Some asynchronous online classes might be nothing more than assigned reading with assignments. When CCSU first produced its Data Mining programs, it was in this format, and it seems that it still is. A video does not assure a good experience, but if it is going to be just readings, you will want to make sure the experience will work for you. What will your colleagues in class be like? Will you be interacting with them in meaningful ways? Most programs have video presentations now. It is remarkable to me that some of the sample lectures online are not very good. The lectures themselves are usually competent, but some are uninspiring, and many are very poorly produced. The sound can be poor, the professors often walk out of the frame. When students in the room participate they are in the form of mysterious invisible voices. There is lots of competition now, so you should be a critical consumer. I would ask enough questions to be certain that you are going to get: good lecture material in some form, meaningful assignments, rapid quality feedback, thoughtful exams, good customer service, software support, and job placement.

5) Is money a factor?

Money is probably always a factor. On the cheapest end of the scale are: a one day workshop at a conference, a single online class, or self study for an exam like SAS'. An option like this is going to be less than $1,000. That might get someone's attention on LinkedIN, but it probably won't be enough to be really competent. I have taught this kind of material to hundreds and hundreds of folks. I don't think one class does it. I had a good experience with a one day R workshop at Predictive Analytics World, but I brought more than a decade of experience to that workshop. I just didn't know R. It was fun, but I certainly didn't master R in a day.

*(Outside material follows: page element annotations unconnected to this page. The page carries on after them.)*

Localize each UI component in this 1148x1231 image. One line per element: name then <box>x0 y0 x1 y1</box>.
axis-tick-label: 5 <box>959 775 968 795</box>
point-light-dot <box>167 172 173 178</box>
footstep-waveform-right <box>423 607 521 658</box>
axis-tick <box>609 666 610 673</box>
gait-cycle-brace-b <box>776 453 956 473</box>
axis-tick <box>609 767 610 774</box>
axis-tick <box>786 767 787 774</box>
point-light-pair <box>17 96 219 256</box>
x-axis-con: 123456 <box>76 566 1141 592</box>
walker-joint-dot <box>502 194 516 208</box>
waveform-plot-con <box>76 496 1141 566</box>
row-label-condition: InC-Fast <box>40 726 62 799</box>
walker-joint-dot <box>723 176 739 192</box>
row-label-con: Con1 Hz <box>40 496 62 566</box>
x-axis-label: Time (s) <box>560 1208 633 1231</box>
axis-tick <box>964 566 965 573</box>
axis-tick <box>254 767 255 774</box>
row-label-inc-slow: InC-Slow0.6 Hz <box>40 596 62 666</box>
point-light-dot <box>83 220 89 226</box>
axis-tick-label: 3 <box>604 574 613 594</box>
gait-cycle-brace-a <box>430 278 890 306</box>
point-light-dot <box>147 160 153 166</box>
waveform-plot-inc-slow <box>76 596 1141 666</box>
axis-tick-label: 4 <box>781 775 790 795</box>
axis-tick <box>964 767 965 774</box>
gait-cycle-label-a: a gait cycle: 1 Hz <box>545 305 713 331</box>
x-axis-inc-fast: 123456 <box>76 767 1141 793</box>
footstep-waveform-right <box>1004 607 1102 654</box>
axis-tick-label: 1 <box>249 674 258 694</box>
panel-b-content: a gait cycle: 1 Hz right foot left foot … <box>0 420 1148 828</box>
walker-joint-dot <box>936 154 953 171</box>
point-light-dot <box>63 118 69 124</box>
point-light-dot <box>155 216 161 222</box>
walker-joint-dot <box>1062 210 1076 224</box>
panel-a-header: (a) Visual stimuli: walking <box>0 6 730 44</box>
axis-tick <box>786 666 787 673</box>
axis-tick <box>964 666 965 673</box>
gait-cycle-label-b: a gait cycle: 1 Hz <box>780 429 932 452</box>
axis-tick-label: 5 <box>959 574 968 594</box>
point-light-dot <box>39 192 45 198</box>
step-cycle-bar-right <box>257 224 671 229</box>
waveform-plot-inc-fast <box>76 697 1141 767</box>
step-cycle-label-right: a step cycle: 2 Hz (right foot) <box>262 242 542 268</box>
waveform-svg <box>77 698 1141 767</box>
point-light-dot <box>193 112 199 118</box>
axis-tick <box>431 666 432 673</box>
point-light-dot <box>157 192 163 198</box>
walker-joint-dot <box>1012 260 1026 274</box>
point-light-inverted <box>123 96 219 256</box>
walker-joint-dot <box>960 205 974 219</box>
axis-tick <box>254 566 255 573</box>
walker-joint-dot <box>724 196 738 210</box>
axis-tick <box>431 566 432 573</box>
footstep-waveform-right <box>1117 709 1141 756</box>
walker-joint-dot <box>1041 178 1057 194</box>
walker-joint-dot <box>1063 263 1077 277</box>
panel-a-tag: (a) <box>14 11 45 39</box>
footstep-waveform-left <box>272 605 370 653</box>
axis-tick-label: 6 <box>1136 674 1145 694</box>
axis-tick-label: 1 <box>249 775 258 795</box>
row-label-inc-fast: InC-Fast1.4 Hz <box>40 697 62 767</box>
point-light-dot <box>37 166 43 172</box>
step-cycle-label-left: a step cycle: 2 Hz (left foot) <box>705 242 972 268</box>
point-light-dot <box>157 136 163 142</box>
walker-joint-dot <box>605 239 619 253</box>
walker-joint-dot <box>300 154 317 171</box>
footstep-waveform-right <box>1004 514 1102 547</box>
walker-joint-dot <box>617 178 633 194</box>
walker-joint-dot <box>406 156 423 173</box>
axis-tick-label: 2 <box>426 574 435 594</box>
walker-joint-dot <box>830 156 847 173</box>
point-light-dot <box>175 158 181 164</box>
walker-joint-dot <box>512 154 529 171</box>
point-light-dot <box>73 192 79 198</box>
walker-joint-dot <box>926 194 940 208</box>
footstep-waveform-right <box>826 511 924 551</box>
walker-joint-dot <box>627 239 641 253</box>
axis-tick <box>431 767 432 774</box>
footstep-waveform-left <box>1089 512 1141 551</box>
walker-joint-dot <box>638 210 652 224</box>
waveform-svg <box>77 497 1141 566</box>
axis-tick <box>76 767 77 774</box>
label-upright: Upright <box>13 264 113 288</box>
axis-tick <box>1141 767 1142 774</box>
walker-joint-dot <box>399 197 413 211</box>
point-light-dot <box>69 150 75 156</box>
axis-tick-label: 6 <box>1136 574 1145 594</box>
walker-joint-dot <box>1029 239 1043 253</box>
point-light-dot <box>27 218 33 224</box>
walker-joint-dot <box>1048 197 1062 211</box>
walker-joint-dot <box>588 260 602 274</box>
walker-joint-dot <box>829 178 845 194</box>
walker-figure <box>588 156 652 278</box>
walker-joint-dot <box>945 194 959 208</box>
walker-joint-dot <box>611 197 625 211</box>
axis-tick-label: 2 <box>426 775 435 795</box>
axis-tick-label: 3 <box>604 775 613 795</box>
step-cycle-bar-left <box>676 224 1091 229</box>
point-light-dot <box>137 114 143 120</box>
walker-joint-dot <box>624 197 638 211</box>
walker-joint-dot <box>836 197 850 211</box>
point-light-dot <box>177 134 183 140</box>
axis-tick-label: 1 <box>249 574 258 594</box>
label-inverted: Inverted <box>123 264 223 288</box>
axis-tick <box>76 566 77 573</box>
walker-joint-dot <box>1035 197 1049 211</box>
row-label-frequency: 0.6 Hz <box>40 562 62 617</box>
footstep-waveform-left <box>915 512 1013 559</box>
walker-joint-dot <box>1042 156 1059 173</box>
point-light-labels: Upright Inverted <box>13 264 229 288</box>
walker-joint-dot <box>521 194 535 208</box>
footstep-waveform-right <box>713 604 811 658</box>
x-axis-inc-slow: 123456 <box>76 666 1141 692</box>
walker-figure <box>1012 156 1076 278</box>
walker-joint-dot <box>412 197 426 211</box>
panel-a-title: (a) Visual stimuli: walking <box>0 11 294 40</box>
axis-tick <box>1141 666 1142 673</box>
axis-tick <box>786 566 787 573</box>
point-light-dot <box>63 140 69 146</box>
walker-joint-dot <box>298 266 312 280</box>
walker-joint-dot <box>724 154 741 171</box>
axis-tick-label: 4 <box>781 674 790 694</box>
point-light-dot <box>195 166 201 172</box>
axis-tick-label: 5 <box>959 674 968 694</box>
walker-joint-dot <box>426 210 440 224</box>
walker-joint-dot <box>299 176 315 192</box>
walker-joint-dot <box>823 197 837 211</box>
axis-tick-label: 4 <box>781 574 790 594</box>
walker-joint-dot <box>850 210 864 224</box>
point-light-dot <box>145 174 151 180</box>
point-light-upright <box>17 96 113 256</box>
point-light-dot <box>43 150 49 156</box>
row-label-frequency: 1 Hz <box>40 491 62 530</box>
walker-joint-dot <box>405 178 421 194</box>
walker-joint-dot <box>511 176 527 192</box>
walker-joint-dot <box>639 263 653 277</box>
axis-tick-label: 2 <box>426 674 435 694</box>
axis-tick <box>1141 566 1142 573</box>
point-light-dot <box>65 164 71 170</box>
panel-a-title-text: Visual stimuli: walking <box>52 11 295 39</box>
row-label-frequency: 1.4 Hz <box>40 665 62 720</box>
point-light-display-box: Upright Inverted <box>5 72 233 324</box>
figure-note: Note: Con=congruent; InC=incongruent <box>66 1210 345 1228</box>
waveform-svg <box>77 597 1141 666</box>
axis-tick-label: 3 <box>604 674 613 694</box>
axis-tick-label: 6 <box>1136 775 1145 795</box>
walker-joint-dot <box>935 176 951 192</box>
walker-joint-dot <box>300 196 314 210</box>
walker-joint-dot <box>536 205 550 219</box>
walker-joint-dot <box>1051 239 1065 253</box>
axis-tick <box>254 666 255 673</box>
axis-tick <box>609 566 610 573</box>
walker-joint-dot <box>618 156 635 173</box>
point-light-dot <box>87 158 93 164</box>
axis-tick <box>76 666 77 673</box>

Having said that, I think you can learn a lot in the equivalent of a couple of weeks study, especially if you already work in a related field. So something like the SPSS or SAS class series leading up to their exams might be work. If you take the classes publicly, you are looking at a few thousand dollars. The university options vary widely. University of California San Diego's Data Mining Certificate charges $625 per course for each of about 6 courses (20 credit hours). In contrast, at Stanford, you are looking at $11,000 for three classes. A Masters program is going to be tens of thousands, certainly, but will vary widely in cost. Also, a busy professional is probably looking at as much as 5 years to get the Masters.